Study shows how big data and artificial intelligence can be leveraged to develop a more informative credit model to support the UAE SME ecosystem

Study shows how big data and artificial intelligence can be leveraged to develop a more informative credit model to support the UAE SME ecosystem

Study shows how big data and artificial intelligence can be leveraged to develop a more informative credit model to support the UAE SME ecosystem

The ADGM Academy Research Centre in collaboration with the Asian Institute of Digital Finance (AIDF) at the National University of Singapore published the Leveraging Artificial Intelligence to Enhance the SME Ecosystem in the UAE white paper.  The study shows how big data and artificial intelligence can be leveraged to develop a more informative credit model to support the UAE’s SME ecosystem and drive improved decision making when lending to SMEs.

SMEs represent the backbone of most of the world’s economies. As a result, they are getting thoughtful attention from planners, economists, governments, and multilateral agencies for their impact on national economies and the continuous market dynamics they are likely to contribute in creating job opportunities,  enhancing productivity, fostering innovation, generating tax revenues and achieving the Sustainable Development Goals (SDGs) by delivering more inclusive economic growth, environmental sustainability, promoting sustainable industrialization, reducing income inequalities, and alleviating poverty. Worldwide they represent more than 90% of all companies, generate between 60% and 70% of employment and are responsible for 50% of the Gross Domestic Product (GDP). In 2020 there were over 322 million formal SMEs, employing more than 705 million people. However, SMEs face challenges in securing financing to grow their business.

The study details the structural barriers SMEs encounter when trying to access financing, including challenges perceived on both the demand and supply sides of the ecosystem.  A significant challenge is the Know Your Customer (KYC) process, which is time consuming and cumbersome for SMEs due to anti-money laundering and combatting the financing of terrorism requirements.  Opening a bank account can take up to three months in some cases.

Generally, SMEs have less publicly available information compared to larger corporates.  As a result, banks have more difficulty assessing the creditworthiness of SMEs, so credit decisions take longer, involve higher costs and require collateral.  The study presents a case study on an innovative solution to reduce this information asymmetry between borrowers and lenders.

“The paper highlights the pain points felt by parties in the ecosystem pertaining to SME financing in the UAE and Abu Dhabi, and proposes a simple, yet robust, solution that paves the way to create an artificial intelligence and big data analytics-based Credit Bureau 3.0, a coordinated but decentralised digital platform,” says Jin-Chuan Duan, Executive Director of AIDF and Jardine Cycle & Carriage Professor of Finance, National University of Singapore.
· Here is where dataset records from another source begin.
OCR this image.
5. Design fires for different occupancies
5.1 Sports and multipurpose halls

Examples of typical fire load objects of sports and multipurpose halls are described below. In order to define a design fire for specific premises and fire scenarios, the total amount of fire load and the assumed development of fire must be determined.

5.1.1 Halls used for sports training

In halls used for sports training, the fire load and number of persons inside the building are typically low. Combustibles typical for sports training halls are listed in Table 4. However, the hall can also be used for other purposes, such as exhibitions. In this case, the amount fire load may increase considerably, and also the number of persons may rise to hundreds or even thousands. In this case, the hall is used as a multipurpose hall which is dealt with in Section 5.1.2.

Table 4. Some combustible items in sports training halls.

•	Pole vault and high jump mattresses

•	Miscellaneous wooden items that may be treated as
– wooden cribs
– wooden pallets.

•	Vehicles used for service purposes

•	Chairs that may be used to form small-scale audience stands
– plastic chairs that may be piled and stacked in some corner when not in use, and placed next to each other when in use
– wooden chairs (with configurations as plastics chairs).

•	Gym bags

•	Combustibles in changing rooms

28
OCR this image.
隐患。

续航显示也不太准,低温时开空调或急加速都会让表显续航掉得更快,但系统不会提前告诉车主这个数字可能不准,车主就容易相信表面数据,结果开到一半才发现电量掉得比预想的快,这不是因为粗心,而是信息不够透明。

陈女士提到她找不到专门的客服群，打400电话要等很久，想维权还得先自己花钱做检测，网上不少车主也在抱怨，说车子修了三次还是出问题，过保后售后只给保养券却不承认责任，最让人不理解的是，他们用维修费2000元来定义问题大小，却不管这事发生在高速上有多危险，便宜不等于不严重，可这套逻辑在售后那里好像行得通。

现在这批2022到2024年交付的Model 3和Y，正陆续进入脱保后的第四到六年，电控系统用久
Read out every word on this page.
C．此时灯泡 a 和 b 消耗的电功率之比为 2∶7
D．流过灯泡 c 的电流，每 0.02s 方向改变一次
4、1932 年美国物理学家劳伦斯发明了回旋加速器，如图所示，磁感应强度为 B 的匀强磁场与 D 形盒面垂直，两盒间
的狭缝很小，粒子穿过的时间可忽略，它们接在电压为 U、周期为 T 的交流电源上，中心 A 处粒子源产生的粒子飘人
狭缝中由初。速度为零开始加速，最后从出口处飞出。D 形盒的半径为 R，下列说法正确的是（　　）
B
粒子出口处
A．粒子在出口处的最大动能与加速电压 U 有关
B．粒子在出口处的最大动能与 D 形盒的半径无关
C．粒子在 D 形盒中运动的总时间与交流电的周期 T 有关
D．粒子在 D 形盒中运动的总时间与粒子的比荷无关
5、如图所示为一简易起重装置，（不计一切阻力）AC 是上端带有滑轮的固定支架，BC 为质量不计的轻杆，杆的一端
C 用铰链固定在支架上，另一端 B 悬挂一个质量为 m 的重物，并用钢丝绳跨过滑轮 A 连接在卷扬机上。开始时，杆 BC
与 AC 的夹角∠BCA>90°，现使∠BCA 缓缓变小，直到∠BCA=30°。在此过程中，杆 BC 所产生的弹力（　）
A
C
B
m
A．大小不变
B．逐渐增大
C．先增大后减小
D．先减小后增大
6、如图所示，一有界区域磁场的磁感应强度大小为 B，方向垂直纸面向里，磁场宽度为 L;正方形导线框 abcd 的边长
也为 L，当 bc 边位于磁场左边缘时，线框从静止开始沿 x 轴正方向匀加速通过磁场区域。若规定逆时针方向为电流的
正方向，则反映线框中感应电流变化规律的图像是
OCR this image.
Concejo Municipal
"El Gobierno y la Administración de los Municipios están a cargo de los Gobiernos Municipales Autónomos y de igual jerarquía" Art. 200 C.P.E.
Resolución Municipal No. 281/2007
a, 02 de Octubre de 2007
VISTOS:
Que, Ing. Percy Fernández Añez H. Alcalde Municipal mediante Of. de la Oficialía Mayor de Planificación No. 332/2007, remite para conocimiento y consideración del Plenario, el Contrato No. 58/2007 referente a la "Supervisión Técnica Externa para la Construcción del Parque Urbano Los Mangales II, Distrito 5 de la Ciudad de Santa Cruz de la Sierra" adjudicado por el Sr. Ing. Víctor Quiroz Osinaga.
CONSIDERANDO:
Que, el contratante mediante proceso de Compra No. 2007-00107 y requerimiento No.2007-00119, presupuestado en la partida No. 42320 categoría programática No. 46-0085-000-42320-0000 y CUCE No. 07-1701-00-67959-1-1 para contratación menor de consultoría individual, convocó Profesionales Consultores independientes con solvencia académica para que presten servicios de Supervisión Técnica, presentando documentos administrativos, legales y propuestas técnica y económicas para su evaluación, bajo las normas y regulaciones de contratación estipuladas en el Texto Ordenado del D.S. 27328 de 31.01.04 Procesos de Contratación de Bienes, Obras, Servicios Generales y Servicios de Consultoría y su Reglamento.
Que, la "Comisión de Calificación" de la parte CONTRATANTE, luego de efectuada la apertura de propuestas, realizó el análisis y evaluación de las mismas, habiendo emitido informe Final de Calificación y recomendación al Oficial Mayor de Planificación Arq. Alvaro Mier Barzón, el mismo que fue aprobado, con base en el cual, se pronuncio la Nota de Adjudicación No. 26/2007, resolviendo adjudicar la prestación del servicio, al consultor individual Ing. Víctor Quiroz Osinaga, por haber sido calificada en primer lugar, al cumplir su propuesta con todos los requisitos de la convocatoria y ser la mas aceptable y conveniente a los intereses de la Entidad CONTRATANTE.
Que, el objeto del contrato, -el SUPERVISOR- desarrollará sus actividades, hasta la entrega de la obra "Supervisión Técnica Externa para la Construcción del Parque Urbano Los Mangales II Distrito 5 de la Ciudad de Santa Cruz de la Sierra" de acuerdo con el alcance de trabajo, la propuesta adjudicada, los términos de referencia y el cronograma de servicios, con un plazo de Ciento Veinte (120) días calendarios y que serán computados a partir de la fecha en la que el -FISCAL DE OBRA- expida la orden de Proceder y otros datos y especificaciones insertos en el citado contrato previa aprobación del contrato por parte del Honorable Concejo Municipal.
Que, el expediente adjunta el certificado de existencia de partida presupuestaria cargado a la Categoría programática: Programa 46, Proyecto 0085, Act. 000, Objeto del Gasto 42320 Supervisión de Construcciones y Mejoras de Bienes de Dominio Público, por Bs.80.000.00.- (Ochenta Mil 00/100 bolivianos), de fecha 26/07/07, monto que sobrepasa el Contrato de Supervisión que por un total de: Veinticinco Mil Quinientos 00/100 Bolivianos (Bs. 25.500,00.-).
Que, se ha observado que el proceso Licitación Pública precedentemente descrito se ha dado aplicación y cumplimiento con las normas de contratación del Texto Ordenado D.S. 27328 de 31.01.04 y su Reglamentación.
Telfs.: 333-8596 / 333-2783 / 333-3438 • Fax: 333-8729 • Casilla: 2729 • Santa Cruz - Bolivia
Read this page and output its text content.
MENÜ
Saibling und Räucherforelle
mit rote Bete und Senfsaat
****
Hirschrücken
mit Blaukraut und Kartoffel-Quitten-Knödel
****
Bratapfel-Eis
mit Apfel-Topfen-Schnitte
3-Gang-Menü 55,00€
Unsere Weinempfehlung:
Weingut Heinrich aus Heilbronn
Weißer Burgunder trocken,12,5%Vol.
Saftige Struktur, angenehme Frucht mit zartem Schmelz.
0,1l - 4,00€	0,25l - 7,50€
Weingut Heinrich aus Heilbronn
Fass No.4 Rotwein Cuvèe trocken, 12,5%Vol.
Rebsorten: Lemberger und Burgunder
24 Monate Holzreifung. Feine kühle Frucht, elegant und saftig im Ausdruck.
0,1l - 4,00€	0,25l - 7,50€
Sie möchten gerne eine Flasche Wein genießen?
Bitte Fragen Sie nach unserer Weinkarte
Privacy-preserved data sharing among creditors can develop more reliable credit models through federated learning. The models can better measure borrowers’ creditworthiness at a lower cost and thus help reverse lenders’ low-risk appetite to engage with SMEs. Such data sharing, in effect, operates on the principles of coopetition, where lenders cooperate to create a shared infrastructure while competing. The proposed federated learning platform targets interpretable credit risk models that combine artificial intelligence, machine learning and big data aiming to reduce information asymmetries between debtors and creditors for all participating lending institutions but still allows them to build an individual competitive edge. The shared infrastructure lowers information acquisition costs to lenders and passes down the savings to borrowers via competition.

“The research demonstrates that a coopetition structure enables the creation of an improved credit model as a public good shared by all lenders, who can still compete based on risk appetite, services, and operational efficiency,” says Jassim Al Marzooqi, Associate Director, Business Enablement and Research, ADGM Academy.  “SMEs, and ultimately the UAE economy, will benefit greatly from such an approach.”

“There is a great deal of literature that discusses the SME ecosystem in general or that focuses on the most important component of this model, which is access to finance. However, there are few works that go beyond a review of the well-known facts to provide practical solutions that are applicable and could have a significant impact on proper application,” says Mrs. Mouza Obaid Al Nasri, Executive Director of the SMEs Sector, Abu Dhabi Department of Economic Development.  “This white paper is one of those distinguished studies that is able to diagnose the SMEs ecosystem accurately and comprehensively in the UAE and Abu Dhabi, as well as describe one of the successful experiences, which is to create a model that employs artificial intelligence to assist banks in making decisions regarding financing the SMEs that apply to them. This model will have a significant impact on the SMEs landscape in the UAE.”